An Australian classic biscuit gets a healthier makeover- Vegan, gluten free, granulated sugar free; These biscuits (cookies) take less than 20 minutes from prep to plate!
*Please note- These are not completely sugar free. They are granulated sugar free but have sweetness added via golden syrup*
There’s been a handful of recipes I’ve stolen from my mum over the last year. These include her slow roasted Persian chicken, eggplant dip and her crispy flourless peanut butter cookies. Today, however, is the first time I’m sharing a recipe of hers which she physically had physically made herself for the blog- Classic Anzac Biscuits.
For those outside of Australia and New Zealand, the term ‘Anzac’ may seem foreign to them so let me explain it to you. ANZAC is simply the acronym for ‘Australia and New Zealand Army Corps‘. The 25th of April marks the day of remembrance for the soldiers who lost their lives in battle at Gallipoli during World War 1. I’ve discussed more on this day in this post.
I still recall the first time I ate an Anzac biscuit as a kid. It was a weekend when I was in primary school and mum wanted to treat Niki and myself to some cookies. She asked which cookie we’d like and we both said chocolate chip cookies.
She proceeded to make Anzac biscuits instead.
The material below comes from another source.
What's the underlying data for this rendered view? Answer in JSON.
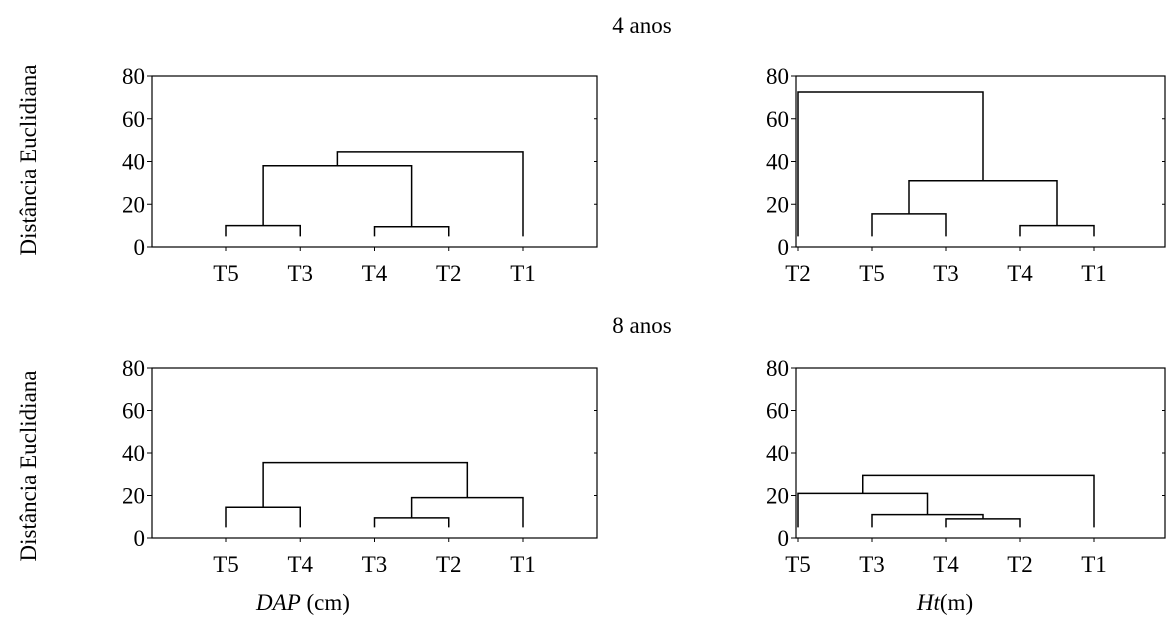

My sister and I were NOT happy campers. Rather, I was not a happy camper and Niki was the age where she played the copycat game with me (Anyone with younger siblings here remember that?) and followed suite. Why ask us what cookies we wanted if she had intentions to make Anzac biscuits from the get go?
My mum refrained from chasing us with wooden spoons and tried to explain her reasoning. A few weeks earlier I had complained to my mum about how her cooking was “un-Australian.” Day after day she’d make traditional Persian dishes, Asian inspired stir fries and European style casseroles. Any human with common sense would be appreciative of having a mother treat them every night to such meals but being the stubborn, easily influenced chicken I was growing up, this was not the case.
I’d compare them to the fish fingers, schnitzels and steak with 3 veggies my fellow class mates would be dining on. After my little outburst, my mum tried to make more of an effort to change dinners up. She started buying frozen fish fingers from the supermarket and her saffron stopped getting daily usage.
I was under the guise that this new change was only reserved to dinner time but my mother had other ideas. Her traditional baklava, Persian bran muffins and homemade chocolate chip cookies were now getting the new ‘Australian’ makeover too- Starting with Anzac biscuits. If Niki and I were opposed to her typical dinners, then we clearly were opposed to her typical desserts and treats. She proceeded to make the cookies and my sister and I reluctantly ate them. Rather, I reluctantly ate them and Niki pretended to mope while her body language said otherwise.
My mum tried to gloat to us but was too busy mopping up the golden syrup she’d conveniently spilt over the benchtop.
Serves her right for not making chocolate chip cookies.
Whilst made by my mum, these Anzac biscuits are not her original recipe. I requested she try one I’d seen last month in a free supermarket magazine which was granulated sugar free and didn’t use eggs, making them vegan friendly. I was pleasantly surprised that there was no bitter aftertaste and the cookies still came out dense, slightly crispy and with the delicious taste of golden syrup and coconut coming through.
These sugar free Anzac biscuits are a vegan, gluten free and granulated sugar free. A simple ingredient list and short cooking time means they could not be any easier to whip up. The only ‘added sugar’ comes from the tiny amount of golden syrup which ‘makes’ the cookies. For those who don’t have access to it, sub it for maple syrup.
Make these Sugar Free Anzac Biscuits and pretend my mum made them….making you instantly Australian.
- 1 cup gluten free quick oats
- 1 cup gluten free flour (can sub for standard if not gluten free)
- 1/3 cup granulated sugar free sweetener of choice (can sub for coconut or brown sugar)
- 2/3 cup unsweetened shredded coconut
- 1/2 cup unsalted butter (can sub for coconut oil)
- 2 T golden syrup
- 1/2 teaspoon bicarb soda
- Preheat the oven to 140 degrees celsius and line a baking tray with baking paper and set aside.
- In a large mixing bowl, combine the quick oats, flour, granulated sweetener and unsweetened coconut and mix until combined.
- In a microwave safe bowl, add the butter and golden syrup and heat for approximately 1 minute, until just melted.
- Add the bicarb soda to the butter mixture before transferring immediately to the dry mixture. Mix very well until fully incorporated. Form balls with the batter (approximately 1-2 tablespoons) and place on the lined baking tray. Flatten each one slightly and bake for approximately 10-15 minutes, or until golden on top.
- Remove from oven and let sit for 5 minutes before transferring to a wire rack to cool completely.
- These biscuits (cookies) can be stored in an airtight container for up to 2 weeks.
Have you ever heard of Anzac biscuits (cookies)?
Did you ever compare your home made meals to your friends?
All time favourite cookie? Long term readers know for me, it’s these ones.